Bu ayet arzu ve heyecanların etkisi ile mü’minler topluluğunu, düşmanlıklardan, dağılmaktan koruyan hukuki ve uygulamaya dönük bir kuraldır. Bu kural, fasıkın haberini araştırma, acele etmeme ve birşeyin aslını araştırmadan ve emin olmadan heyecana ve taassuba kapılarak ileri atılmamayı emreden ayetten sonra gelmektedir.
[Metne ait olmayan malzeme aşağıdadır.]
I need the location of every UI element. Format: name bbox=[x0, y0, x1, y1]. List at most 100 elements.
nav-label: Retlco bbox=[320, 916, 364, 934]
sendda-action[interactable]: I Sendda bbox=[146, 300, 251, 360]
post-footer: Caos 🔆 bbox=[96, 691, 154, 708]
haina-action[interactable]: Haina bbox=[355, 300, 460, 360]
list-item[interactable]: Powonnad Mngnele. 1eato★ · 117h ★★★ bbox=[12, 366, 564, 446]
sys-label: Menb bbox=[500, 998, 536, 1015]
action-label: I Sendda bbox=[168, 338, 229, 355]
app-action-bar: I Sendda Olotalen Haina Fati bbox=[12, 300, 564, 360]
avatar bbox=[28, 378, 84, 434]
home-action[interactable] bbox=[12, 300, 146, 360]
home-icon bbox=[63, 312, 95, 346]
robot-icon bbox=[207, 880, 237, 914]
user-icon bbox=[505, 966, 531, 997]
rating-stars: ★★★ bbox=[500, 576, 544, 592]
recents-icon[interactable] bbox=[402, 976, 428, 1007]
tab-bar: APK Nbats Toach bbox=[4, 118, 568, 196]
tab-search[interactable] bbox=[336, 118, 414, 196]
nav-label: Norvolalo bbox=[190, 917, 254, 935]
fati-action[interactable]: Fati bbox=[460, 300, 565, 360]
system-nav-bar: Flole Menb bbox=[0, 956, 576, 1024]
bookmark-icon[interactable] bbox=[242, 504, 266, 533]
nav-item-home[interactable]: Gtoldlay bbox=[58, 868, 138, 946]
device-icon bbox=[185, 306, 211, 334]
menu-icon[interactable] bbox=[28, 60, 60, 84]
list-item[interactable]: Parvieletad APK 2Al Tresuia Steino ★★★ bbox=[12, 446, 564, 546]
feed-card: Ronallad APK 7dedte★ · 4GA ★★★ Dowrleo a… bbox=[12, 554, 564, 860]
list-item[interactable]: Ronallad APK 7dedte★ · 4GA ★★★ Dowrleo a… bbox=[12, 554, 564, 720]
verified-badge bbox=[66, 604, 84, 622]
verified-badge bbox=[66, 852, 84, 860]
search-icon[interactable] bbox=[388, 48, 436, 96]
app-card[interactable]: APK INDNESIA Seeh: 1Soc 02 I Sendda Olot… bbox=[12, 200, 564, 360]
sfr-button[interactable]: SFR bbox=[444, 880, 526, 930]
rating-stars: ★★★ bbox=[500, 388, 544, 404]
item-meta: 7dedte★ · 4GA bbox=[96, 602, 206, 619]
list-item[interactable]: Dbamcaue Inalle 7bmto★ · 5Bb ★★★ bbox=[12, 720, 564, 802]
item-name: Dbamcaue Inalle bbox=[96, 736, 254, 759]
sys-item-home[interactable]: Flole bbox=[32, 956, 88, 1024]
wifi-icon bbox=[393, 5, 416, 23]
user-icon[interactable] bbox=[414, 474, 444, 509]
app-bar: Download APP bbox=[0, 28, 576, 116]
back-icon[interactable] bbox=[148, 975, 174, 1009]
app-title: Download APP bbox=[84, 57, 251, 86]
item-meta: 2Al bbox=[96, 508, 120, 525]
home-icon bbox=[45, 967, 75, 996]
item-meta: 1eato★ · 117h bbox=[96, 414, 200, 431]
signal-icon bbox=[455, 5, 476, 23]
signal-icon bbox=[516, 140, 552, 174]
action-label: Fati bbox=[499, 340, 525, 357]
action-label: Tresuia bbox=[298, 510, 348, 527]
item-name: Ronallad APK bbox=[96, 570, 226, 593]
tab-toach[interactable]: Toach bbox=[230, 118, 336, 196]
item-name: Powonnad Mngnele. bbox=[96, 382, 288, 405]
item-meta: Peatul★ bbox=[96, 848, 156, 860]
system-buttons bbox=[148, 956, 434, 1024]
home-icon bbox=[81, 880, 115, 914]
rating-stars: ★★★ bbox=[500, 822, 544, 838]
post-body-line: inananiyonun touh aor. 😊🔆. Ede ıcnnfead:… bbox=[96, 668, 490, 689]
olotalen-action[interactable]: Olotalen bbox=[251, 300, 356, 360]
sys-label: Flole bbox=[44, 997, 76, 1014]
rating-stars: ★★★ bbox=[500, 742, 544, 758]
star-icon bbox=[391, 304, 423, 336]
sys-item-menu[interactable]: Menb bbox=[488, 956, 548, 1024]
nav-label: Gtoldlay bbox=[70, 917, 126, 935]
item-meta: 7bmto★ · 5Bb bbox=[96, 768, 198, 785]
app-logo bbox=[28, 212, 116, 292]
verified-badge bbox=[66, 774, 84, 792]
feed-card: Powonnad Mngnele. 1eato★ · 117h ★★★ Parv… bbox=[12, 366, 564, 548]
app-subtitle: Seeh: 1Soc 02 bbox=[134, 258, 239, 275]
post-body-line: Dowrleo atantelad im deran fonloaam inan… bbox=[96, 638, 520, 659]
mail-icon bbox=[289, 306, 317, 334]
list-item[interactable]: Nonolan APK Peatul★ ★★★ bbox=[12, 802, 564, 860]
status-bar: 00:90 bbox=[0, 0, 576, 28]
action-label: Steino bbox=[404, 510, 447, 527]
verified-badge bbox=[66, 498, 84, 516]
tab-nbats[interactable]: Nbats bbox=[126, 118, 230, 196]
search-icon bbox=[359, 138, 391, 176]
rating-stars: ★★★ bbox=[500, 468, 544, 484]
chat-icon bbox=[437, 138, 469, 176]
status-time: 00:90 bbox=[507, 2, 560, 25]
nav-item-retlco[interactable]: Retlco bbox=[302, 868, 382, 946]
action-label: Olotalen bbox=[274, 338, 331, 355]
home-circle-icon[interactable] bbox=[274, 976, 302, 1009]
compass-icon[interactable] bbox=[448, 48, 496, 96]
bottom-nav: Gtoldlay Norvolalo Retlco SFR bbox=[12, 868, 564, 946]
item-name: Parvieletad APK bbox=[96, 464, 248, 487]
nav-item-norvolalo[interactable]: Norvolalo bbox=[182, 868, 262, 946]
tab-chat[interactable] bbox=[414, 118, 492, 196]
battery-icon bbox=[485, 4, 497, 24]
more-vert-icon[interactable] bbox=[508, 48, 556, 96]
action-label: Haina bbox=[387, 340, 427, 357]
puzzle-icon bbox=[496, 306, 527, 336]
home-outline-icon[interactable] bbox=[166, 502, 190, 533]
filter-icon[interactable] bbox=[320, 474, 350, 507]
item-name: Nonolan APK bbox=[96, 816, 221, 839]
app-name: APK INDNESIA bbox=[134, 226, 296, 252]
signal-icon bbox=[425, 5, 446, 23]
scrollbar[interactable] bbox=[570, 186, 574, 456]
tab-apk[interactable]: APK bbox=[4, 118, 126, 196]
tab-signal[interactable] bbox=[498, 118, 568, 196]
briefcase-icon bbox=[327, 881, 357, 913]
Bu ayet·ister rivayetlerin ifade ettiği gibi belirli bir olay üzerine inmiş olsun, isterse bu olayın benzeri durumları ortadan kaldırmak için hukuki esasları getirmek üzere inmiş olsun, islam toplumunu dağılmaktan ve parçalanmaktan korumak için sağlam ve genel bir kuralı yansıtmakta sonra da hakkı, adaleti ve düzeni yerleştirmekte ve bütün bunlarda da, adaleti ve huzuru yerleştirmek sureti ile yüce Allah’tan korkuya ve O’nun rahmetini ümit etmeye dayanmaktadır.
Kur’an-ı Kerim mü’minlerden iki zümre arasında çatışmanın mümkün olabileceğini belirtmekte veya bunu varsaymaktadır. Ve yine Kur’an-ı Kerim bu iki zümrede birbirleri ile çatışmalarına rağmen, birisinin diğerine karşı haddi aşmış olması ihtimaline rağmen, hatta her iki zümrenin bir yönden diğerine karşı haddi aşmış olması ihtimaline rağmen yine de o iki zümrede “iman” niteliğini bırakıyor, kaldırmıyor.
Kur’an-ı Kerim, -doğal olarak birbiri ile çatışan iki zümrenin dışından- mü’minleri çatışan iki zümrenin arasını bulup düzeltmekle görevlendiriyor. Bu iki zümrenin birisi şayet işi azıtır ve Hakk’a dönmeyi kabul etmez ise -iki zümrenin birlikte azması ve barışı ya da üzerinde anlaşmazlığa düştükleri konuda yüce Allah’ın hükmünü kabulü reddetmeleri de böyledir- o zaman mü’minlere düşen sorumluluk azgın tarafla savaşmak ve onlar Allah’ın emrine dönünceye kadar savaşa devam etmektir. Allah’ın bu konudaki emri ise, mü’minler arasında çatışmaya son vermek ve anlaşmazlığa düşüp de bu anlaşmazlığın düşmanlığa ve savaşa dönüştüğü konuda yüce Allah’ın hükmünü kabul etmektir. Azgın taraf yüce Allah’ın hükmünü kabul edince, mü’minler yüce Allah’a itaat ve O’nun hoşnutluğunu arzu ettiklerinden, çok hassas adalete dayanan arabulma ve düzeltme görevlerini yerine getirirler. “Şüphesiz Allah adil davrananları sever.”
Bu çağrıyı ve bu hükmü iman edenlerin kalplerini “coşturma” aralarında olan ve kendilerini layık halde iken toplayan ve birbirlerine düşman iken aralarını kaynaştıran sağlam bağı “yaşatma”, kendilerine yüce Allah korkusunu “hatırlatma” ve kendilerine takva ile ulaşılan yüce Allah’ın rahmetine “özendirme” izliyor.